The book draws upon a plethora of literary scholars to argue that in the collective American consciousness, the frontier has served to “separate the USA from global imperial history, marking it as an exceptional national experiment.” One of these critics goes on to say, “If there is a single metanarrative that can be derived from the diverse iterations of frontier experience in U.S. literature … it is that the frontier performs the settler culture’s failure of thought, the paralysis of its imagination in the face of facts too threatening, experiences too rare.” The crux of such revisionist logic implies the basis for American exceptionalism lies in our ignorance, which is a dubious assertion at best.

One of the literary “progressives” Kollin cites asserts that the “‘ideas of the Indian’ have frequently operated as ‘the contagion’ through which an American Empire ‘orders the places of peoples within its purview.’ … The colonizing power ‘replicates itself by transforming those to be colonized into ‘Indians’ through continual reiterations of pioneer logics,’” and demonstrates monolithic thinking and overreach in terms of explaining what actually transpired. Sure, these notions may inform thinking on some level, but are we to believe so much of what America does in the world today is driven by manifest destiny writ large?

The primary difficulty with the work is it tries to encapsulate too much under one canopy, leaving this reader with a sense that she is onto something, along a fringe but nothing central, to explaining American exceptionalism or its policies, such as the so-called Global War on Terrorism (GWOT). Undoubtedly, GWOT has been a mixed bag in terms of arresting the dangers of radical Islam. It has at times been executed with deadly efficiency; at other times, with a cultural clumsiness that defies logic. Kollin is right to call out the multicultural influences that fed, and continues to feed, “the Western.” However, her theorizing is predicated on a very broad notion of what constitutes a western, and this detracts from her theory’s elegance and utility.

The dust jacket is replete with glowing praise for the work—“Groundbreaking in its analysis … nuanced and brilliant … exuberant”—and it is surely heartfelt, but the range of solicited opinion is fairly narrow and appears self-serving. One could argue who better to critique the work than those in the field, but that is precisely a weakness of the book; it presumes too much and attempts to corral various themes in one explanatory exposé. The fundamental problem is that there is no singular western.

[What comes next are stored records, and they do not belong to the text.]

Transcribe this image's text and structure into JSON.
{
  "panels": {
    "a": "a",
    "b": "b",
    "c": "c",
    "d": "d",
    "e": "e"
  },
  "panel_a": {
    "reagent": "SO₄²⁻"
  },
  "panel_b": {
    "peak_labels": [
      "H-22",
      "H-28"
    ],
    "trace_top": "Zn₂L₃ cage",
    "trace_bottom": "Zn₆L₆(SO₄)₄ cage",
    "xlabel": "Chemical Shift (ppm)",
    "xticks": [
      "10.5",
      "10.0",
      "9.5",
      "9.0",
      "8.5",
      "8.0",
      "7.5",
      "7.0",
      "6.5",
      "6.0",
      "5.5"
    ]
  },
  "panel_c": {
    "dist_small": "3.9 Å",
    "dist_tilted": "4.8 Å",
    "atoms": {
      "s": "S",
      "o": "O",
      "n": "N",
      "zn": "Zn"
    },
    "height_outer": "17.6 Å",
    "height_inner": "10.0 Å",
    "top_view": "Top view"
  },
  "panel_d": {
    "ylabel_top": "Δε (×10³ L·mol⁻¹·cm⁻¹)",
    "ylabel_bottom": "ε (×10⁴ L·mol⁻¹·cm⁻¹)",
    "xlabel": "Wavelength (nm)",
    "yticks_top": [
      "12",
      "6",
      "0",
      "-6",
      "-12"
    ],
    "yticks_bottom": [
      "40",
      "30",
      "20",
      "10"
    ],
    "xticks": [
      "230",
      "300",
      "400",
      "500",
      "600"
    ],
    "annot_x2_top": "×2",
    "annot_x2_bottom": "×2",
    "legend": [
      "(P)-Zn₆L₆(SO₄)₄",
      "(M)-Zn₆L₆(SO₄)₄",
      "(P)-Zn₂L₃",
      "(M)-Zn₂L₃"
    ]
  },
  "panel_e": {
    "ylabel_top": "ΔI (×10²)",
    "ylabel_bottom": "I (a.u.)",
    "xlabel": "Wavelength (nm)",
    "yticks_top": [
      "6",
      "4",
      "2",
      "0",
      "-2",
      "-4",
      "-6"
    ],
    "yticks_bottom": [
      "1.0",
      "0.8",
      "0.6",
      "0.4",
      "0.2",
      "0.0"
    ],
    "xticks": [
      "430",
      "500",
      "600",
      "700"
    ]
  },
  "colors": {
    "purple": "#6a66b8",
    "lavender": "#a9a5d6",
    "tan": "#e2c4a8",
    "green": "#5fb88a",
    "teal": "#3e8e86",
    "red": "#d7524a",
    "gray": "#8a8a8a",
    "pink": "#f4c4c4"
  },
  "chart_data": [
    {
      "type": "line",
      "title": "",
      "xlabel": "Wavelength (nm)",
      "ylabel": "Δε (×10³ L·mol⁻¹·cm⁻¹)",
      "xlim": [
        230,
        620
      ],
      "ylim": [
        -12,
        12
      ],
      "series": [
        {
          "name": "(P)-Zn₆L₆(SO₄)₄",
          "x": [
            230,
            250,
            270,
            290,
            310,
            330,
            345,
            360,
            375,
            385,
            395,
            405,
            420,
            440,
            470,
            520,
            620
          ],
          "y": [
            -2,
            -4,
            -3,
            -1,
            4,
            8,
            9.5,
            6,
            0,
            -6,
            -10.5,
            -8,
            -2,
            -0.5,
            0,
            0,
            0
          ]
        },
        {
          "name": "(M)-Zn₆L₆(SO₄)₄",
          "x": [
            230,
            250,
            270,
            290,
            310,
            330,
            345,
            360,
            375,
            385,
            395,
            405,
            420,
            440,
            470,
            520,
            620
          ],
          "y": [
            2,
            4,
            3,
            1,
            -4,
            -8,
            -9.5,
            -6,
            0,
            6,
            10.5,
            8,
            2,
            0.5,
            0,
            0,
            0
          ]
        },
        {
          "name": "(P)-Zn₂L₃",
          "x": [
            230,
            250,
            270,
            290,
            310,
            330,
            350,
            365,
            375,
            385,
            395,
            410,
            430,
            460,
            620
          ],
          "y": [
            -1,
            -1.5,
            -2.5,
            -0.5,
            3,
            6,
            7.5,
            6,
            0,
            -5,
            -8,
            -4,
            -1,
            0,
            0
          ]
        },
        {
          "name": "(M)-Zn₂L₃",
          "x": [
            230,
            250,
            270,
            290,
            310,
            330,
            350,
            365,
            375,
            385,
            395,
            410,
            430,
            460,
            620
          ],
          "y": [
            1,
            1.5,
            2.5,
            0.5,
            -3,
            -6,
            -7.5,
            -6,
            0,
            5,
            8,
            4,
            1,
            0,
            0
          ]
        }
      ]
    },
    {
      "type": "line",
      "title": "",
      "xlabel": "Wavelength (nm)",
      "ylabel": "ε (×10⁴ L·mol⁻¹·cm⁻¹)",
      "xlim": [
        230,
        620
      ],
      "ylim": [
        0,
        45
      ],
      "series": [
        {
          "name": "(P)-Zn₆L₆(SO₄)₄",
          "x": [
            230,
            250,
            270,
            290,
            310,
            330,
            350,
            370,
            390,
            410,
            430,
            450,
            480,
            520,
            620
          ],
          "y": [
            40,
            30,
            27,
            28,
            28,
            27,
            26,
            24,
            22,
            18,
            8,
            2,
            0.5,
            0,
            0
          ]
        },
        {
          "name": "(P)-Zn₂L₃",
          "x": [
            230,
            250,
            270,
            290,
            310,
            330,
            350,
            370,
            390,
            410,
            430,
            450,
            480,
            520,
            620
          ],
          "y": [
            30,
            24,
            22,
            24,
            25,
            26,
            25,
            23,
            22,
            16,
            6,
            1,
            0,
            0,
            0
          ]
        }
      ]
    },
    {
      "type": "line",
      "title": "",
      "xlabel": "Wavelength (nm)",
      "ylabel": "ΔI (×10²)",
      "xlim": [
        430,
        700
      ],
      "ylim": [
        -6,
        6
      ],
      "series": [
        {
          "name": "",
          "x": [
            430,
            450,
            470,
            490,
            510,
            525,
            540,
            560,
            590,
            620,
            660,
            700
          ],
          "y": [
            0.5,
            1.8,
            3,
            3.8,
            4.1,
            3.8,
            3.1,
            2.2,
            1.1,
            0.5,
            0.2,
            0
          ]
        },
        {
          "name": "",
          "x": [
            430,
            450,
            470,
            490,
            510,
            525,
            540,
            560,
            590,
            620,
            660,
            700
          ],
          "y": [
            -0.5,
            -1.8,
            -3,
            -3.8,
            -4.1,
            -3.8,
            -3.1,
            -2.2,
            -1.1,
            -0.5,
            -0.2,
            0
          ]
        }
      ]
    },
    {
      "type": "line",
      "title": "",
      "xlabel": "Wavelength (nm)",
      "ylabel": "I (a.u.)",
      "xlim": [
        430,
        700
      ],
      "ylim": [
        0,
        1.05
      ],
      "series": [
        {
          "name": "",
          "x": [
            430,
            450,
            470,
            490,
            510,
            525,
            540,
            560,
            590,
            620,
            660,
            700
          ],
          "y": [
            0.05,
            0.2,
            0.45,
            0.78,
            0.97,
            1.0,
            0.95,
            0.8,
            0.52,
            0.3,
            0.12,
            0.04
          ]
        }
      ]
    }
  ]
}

In terms of the books usefulness for those learning to understand the Middle East or American framing of the issues involved, there are more helpful texts. One book that comes to mind is Raphael Patai’s The Arab Mind. It is dated and not the final word on the subject, and maybe overly reductionist, but it is a good primer nonetheless and should, at the very least, be read ahead of this publication. It is doubtful military professionals will find much of practical use in this text, but that should not deter us from continually hunting for golden nuggets outside the narrow lane of military-themed works.